Wie dankbar bin ich eigentlich?

Ich komme mir zwischendurch ziemlich dankbar vor, aber im Nachhinein betrachtet befinde ich mich in diesen Situationen auf einem Hochsitz. Ich begreife nicht wirklich, worum es geht. Ich sehe nicht viel Bewahrung, weil ich mein Augenmerk darauf lenke, wo ich vermeintlich alleine meine Spuren in den Sand gedrückt habe.

Umso überwältigender ist ein Moment des Realisierens. Der Aufmerksamkeit auf die Tiefe der Spuren und dem Bemerken, dass diese nicht von mir stammen können. Meine Füße sind viel kleiner und meine Abdrücke um Längen nicht so tief.

Ich möchte weinend auf die Knie sinken und um mehr SICHT bitten. Und vor allem auch um mehr NachSICHT. Mein Denken und meine Aufmerksamkeit sind so klein und eingeschränkt, und ich maße mir an, mich auch noch zu beschweren?

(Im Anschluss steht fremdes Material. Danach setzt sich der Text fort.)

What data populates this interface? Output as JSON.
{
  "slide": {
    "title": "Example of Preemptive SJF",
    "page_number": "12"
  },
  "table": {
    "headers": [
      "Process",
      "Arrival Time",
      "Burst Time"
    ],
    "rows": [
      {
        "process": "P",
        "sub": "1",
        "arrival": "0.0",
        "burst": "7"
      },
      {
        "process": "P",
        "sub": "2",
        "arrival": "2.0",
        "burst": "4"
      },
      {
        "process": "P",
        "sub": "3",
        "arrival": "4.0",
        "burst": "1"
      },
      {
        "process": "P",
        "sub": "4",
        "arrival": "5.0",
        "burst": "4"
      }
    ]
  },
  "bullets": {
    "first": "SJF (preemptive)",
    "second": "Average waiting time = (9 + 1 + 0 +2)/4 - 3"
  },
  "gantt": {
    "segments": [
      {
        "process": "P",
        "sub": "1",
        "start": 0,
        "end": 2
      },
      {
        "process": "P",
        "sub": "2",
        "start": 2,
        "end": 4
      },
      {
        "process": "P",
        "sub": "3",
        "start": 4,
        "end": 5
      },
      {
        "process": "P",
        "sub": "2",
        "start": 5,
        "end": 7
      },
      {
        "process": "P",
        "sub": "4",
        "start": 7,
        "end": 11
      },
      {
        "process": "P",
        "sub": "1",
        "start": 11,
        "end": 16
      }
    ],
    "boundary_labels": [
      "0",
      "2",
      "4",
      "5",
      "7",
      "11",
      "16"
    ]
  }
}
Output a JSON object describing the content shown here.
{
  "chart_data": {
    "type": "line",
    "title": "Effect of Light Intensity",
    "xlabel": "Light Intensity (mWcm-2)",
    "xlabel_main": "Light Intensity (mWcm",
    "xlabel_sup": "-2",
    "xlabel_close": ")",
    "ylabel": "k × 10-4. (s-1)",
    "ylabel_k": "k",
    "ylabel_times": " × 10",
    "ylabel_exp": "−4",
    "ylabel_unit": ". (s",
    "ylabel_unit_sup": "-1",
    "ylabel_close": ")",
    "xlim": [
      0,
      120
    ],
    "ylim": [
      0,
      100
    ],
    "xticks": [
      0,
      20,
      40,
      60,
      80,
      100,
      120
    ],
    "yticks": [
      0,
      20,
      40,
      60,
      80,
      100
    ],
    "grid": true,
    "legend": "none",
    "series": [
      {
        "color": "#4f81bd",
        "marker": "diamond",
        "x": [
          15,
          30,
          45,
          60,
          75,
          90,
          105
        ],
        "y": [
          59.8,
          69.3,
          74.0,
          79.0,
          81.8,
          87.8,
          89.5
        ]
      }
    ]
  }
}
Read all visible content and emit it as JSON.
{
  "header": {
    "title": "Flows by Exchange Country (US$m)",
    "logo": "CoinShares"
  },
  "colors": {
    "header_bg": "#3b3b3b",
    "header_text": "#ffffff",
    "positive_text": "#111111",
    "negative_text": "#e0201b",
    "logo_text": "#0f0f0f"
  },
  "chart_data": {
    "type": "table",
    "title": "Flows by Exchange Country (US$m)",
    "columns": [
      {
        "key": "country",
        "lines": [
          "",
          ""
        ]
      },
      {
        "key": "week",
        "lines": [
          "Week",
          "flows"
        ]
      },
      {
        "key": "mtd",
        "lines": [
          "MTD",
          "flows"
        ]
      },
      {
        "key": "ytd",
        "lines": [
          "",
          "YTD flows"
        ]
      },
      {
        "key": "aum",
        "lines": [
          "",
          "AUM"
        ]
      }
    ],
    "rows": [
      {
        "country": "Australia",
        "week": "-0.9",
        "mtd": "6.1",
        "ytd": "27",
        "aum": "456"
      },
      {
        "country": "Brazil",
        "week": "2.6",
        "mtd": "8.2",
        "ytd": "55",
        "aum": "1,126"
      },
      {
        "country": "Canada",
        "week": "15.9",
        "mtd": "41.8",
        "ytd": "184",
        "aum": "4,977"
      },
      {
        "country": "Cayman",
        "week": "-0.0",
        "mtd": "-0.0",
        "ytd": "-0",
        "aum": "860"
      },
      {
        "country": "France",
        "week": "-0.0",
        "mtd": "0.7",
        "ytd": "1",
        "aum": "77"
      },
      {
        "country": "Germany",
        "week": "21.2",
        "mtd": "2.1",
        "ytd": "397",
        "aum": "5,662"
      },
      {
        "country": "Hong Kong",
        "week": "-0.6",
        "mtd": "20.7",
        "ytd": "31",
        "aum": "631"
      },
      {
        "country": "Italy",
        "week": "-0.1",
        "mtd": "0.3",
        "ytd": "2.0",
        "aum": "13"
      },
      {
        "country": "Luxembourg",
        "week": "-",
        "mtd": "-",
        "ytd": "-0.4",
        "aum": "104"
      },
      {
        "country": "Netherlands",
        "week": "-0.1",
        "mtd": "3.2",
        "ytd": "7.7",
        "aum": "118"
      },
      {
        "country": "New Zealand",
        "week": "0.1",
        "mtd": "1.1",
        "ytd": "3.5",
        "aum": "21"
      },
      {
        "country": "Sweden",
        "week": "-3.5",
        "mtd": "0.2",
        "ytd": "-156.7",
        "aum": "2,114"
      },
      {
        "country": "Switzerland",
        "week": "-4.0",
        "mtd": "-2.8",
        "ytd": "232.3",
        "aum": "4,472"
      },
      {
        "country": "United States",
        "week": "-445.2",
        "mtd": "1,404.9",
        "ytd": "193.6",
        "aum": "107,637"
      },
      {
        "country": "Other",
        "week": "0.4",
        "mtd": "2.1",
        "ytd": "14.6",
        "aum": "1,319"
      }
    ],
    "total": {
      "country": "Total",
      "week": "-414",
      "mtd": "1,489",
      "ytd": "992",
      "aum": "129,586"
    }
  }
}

Alle diese Fehler, die mich an Abgründe bringen, alle diese sind selbstverschuldet. Und dennoch lasse ich Bitterkeit zu und versuche die eigene Unzufriedenheit auf ein unschuldiges Ziel zu lenken.

Wie dankbar bin ich also eigentlich?

Ich bin erschreckend undankbar. Jeden Tag, jede Stunde, jede Zeit. Ich beweihräuchere mich selbst und klopfe mir anerkennend auf die Schulter, wenn ich „Danke“ sagen kann und stehe dabei im Schatten und lasse das Licht nicht an mich heran. Wo bleibt da die Demut? Die EinSICHT, dass ich nur für einen atomaren Teil dankbar bin, weil ich die Fülle durch Egoismus und Eingeschränktheit ignoriere?

Wie dankbar bist du? Klopfst du dir auch manchmal mit der vermeintlich fremden Hand auf die Schulter, wenn du vorher selbst drauf saßt und sie nur zur Fremden machtest? Bist du aufmerksam genug, um auch größere Teile von Dankbarkeit ausdrücken und zulassen zu können?